L’Opéra royal de Wallonie a réuni une distribution compétente mais moins réjouissante que celle des précédents spectacles de la saison. Les chanteurs convainquent, pour la plupart, dans leur rôle, mais sans offrir d’inoubliables performances, celles qui transforment comme par magie une bonne représentation en un grand moment à jamais gravé dans les mémoires. L’Adrienne Lecouvreur d’Elena Mosuc se démarque surtout par l’intelligence de la composition et la justesse de l’incarnation, mais son personnage ne possède pas tout à fait l’aura et le charisme attendus. Malgré quelques passages peu nets, le chant demeure assurément de bonne tenue, la chanteuse possédant suffisamment de graves pour incarner le tempérament et les tourments de l’actrice. L’adéquation entre les moyens actuels de la soprano et les exigences du rôle ne parait néanmoins pas évidente.

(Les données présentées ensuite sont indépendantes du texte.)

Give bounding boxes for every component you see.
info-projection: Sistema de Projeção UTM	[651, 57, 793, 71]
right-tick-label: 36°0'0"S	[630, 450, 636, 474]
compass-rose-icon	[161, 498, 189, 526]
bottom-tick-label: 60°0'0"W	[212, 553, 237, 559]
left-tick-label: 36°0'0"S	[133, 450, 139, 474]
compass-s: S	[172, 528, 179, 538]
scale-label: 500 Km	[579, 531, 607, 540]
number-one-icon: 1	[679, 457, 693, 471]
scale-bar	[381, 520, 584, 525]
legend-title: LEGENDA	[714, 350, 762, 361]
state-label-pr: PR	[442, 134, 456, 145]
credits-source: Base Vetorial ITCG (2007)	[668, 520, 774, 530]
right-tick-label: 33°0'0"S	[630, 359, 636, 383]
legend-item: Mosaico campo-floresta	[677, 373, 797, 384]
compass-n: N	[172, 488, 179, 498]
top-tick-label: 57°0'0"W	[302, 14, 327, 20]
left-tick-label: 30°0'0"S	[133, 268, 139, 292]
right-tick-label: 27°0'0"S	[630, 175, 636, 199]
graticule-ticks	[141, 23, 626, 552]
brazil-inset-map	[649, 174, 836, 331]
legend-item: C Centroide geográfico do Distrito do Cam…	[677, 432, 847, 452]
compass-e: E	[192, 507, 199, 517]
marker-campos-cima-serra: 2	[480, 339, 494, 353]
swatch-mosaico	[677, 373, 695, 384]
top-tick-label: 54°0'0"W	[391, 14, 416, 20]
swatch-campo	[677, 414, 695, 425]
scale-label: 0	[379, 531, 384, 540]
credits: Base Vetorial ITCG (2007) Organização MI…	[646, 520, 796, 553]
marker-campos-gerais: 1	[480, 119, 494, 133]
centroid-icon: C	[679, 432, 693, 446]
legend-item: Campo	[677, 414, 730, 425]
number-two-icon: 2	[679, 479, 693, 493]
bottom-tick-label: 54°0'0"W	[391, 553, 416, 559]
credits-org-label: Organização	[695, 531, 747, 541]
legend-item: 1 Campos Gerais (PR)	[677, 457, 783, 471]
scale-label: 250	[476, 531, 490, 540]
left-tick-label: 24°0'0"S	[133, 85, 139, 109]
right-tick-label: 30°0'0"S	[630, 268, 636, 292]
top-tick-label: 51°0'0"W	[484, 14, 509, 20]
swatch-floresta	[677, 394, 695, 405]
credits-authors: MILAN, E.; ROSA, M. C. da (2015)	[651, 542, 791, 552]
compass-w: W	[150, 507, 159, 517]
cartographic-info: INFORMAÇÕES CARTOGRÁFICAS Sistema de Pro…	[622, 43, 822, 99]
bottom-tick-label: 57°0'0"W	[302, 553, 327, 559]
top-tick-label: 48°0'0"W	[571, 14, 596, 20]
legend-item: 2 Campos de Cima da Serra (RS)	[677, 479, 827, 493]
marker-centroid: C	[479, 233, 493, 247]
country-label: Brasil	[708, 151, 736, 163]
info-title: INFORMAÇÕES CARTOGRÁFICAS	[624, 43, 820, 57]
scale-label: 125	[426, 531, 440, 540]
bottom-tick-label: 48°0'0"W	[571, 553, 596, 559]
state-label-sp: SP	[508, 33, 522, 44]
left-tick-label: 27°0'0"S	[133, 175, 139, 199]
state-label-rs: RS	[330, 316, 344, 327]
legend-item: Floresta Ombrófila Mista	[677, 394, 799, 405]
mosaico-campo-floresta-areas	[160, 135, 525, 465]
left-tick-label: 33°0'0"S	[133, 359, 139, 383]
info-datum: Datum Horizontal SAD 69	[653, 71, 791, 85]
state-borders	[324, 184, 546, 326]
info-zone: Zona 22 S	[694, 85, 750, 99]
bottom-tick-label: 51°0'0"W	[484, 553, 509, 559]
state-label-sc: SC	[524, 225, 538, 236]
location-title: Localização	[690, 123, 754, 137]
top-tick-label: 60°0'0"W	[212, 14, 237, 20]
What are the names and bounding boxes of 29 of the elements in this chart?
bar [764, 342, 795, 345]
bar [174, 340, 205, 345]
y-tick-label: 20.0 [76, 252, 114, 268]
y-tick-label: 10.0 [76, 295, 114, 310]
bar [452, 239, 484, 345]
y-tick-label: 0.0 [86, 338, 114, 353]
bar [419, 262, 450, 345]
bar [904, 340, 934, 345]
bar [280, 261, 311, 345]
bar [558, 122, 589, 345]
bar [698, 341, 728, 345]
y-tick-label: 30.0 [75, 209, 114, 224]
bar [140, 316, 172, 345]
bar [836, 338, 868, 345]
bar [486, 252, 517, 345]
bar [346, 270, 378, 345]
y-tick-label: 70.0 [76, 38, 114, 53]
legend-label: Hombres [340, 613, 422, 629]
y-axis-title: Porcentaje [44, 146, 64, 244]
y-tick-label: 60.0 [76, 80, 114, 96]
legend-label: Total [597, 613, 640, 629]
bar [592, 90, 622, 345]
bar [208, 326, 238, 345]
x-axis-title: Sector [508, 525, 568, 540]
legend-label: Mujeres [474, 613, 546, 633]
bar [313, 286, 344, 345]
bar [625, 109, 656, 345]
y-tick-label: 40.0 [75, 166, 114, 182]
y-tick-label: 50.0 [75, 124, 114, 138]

Luciano Ganci incarne, pour sa part, un Maurizio générique, modérément marquant, mais le ténor arbore un timbre séduisant et chante avec ce qu’il faut de style. A tous de points de vue abouti, le Michonnet de Mario Cassi suscite en revanche un enthousiasme sans réserve : le baryton délivre de ce beau personnage une incarnation idéale de simplicité, de noblesse et de naturel. Anna Maria Chiuri incarne une saisissante princesse de Bouillon, au ton sec, un personnage méprisable au service duquel elle met au service une voix idéalement corsée. Quant au rôle du prince de Bouillon, il présente trop peu de consistance pour permettre à son interprète, Mattia Denti, de faire valoir toutes ses qualités. Les autres petits rôles sont correctement caractérisés par des chanteurs compétents et soudés qui viennent régulièrement se produire sur cette scène ; Pierre Derhet campe ainsi un assez savoureux abbé de Chazeuil.


A la tête d’un orchestre au point, Christopher Franklin délivre de cette partition une lecture détaillée et contrastée, réussissant autant les passages pittoresques que les grandes envolées lyriques, sans épanchement, ni pathos. Cette musique, qui rappelle un peu celle de Puccini, tout en possédant une personnalité propre, sonne avec intensité et élégance, mais aussi avec finesse, sous la direction de ce chef consciencieux et inspiré. Quant aux chœurs, préparés par Denis Segond, ils répondent, comme souvent, aux attentes.